Technical colleges – The new hope for economic growth

Kenya has slashed fees for students in technical and vocational education institutions and raised public funding in its latest bid to grow the critical skills base needed to achieve the country’s economic ambitions.

The new fees structure will be effected in September. It will mean students will pay below US$150 on average annually for certificate courses in technical and vocational education and training (TVET) colleges. This reform was announced by Kenya’s Deputy President William Ruto in what has been a slew of interventions focused on the colleges.

Treasury Cabinet Secretary Henry Rotich said last month the government had allocated US$160 million for technical institutions in the new financial year that began on 1 July.

“The provision of quality and relevant education and training is critical in equipping Kenyans with skills necessary for industrialisation. For this reason, the government will focus on improving and expanding technical and vocational education and training institutes in order to equip the youth with the relevant skills necessary for industrialisation,” said Rotich.

Expansion of technical sector

The funding, which is over 30% higher than last year, is expected to aid the recruitment of an additional 2,000 technical training instructors and capitation grants for students. This will also see the establishment of 15 new technical training institutes and the development of a curriculum development assessment and certification centre.

The reduction of fees for students in technical institutions is a calculated financial intervention that is expected to woo more students into these institutions. Additionally, the government will now give an annual bursary of US$300 for every student who joins the technical institutions. The students will access the funding through the Higher Education Loans Board, the agency that disburses loans to university students on behalf of the government.
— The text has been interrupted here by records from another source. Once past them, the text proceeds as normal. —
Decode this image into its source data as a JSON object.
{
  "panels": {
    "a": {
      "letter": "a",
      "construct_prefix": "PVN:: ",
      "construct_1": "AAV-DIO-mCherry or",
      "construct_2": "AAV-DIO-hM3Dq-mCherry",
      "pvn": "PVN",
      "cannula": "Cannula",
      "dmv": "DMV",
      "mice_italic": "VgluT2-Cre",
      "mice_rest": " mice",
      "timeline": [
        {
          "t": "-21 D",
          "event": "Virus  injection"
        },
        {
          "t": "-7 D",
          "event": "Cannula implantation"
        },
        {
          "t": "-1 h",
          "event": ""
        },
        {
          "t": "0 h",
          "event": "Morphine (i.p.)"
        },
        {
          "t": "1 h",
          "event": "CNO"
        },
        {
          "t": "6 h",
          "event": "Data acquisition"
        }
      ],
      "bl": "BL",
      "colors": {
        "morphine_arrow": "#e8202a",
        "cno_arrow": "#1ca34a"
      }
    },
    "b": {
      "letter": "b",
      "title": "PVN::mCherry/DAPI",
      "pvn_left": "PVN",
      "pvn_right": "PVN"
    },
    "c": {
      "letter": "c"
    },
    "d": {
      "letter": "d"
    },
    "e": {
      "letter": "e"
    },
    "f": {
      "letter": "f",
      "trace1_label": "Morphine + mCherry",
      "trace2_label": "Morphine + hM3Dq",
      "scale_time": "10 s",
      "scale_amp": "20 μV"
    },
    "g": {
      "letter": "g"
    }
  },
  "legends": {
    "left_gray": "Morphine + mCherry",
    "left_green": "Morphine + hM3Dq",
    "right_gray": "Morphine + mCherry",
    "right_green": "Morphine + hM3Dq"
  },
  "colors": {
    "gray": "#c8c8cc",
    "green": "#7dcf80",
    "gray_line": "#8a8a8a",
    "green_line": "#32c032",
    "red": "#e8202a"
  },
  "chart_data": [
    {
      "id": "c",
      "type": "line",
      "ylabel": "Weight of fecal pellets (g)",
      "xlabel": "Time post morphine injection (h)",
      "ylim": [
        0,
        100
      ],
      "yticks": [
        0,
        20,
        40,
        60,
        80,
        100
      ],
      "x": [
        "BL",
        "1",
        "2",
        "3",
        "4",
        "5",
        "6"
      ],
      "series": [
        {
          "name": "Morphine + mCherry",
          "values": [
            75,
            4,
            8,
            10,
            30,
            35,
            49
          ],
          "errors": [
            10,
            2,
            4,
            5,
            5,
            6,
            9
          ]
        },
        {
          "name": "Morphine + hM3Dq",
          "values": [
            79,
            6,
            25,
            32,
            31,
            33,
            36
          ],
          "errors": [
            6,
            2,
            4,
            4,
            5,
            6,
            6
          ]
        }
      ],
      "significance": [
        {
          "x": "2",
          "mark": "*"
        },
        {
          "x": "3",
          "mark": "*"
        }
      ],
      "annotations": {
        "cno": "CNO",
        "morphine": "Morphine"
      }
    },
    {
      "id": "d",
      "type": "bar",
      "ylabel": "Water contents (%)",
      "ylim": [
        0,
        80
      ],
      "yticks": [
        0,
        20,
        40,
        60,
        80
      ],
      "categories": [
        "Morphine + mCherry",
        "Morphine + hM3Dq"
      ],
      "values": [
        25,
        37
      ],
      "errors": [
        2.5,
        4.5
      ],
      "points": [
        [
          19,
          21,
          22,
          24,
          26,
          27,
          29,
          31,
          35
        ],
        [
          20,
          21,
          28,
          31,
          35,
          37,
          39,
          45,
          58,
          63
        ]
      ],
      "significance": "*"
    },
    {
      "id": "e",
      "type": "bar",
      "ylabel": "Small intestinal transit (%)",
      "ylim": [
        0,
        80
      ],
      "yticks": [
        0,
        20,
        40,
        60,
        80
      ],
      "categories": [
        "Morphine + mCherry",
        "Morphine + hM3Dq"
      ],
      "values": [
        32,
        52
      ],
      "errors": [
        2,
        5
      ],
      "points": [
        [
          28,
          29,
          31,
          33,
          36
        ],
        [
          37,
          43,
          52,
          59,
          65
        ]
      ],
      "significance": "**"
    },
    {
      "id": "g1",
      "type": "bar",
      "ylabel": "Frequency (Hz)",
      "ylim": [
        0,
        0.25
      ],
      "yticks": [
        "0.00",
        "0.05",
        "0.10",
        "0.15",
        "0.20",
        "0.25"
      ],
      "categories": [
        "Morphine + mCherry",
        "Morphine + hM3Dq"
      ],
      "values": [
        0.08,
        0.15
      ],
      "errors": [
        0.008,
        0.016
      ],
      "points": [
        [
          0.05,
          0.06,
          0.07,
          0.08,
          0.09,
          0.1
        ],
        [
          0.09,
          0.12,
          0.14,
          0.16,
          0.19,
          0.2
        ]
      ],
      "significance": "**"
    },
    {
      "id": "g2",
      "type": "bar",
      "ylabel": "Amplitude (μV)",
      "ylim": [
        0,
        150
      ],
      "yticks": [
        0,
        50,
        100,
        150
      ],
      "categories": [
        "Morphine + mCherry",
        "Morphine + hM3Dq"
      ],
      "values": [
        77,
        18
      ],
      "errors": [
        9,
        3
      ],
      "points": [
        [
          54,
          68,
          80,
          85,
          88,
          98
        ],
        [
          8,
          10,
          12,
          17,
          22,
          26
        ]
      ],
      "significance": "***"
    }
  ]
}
This is expected to buttress the government's plan to have at least 70,000 learners in technical and vocational education institutions in the next five years. Kenya plans to have at least one vocational and technical institution in each of the 290 constituencies in the next two years.

The initiatives are the latest in a string of efforts to revive a sector that has in the recent past faced collapse as focus in the education sector shifted to universities.

In April, Education Cabinet Secretary Amina Mohamed directed the Kenya Universities and Colleges Central Placement Service, the government-backed admissions agency, to enrol at least 500,000 secondary school graduates in technical institutions. This will be the biggest single group to join the institutions. Only 28,866 students had at that time applied to enter colleges.

Students who fail to get admission to universities traditionally enrol in colleges. But rising fees coupled with high living costs have left students and guardians, especially from poor households, unable to meet the cost of post-school learning.

Critical mass of skills

Educationists say the success of Kenya’s growth ambitions is hinged on an adequate supply of a critical mass of technical skills.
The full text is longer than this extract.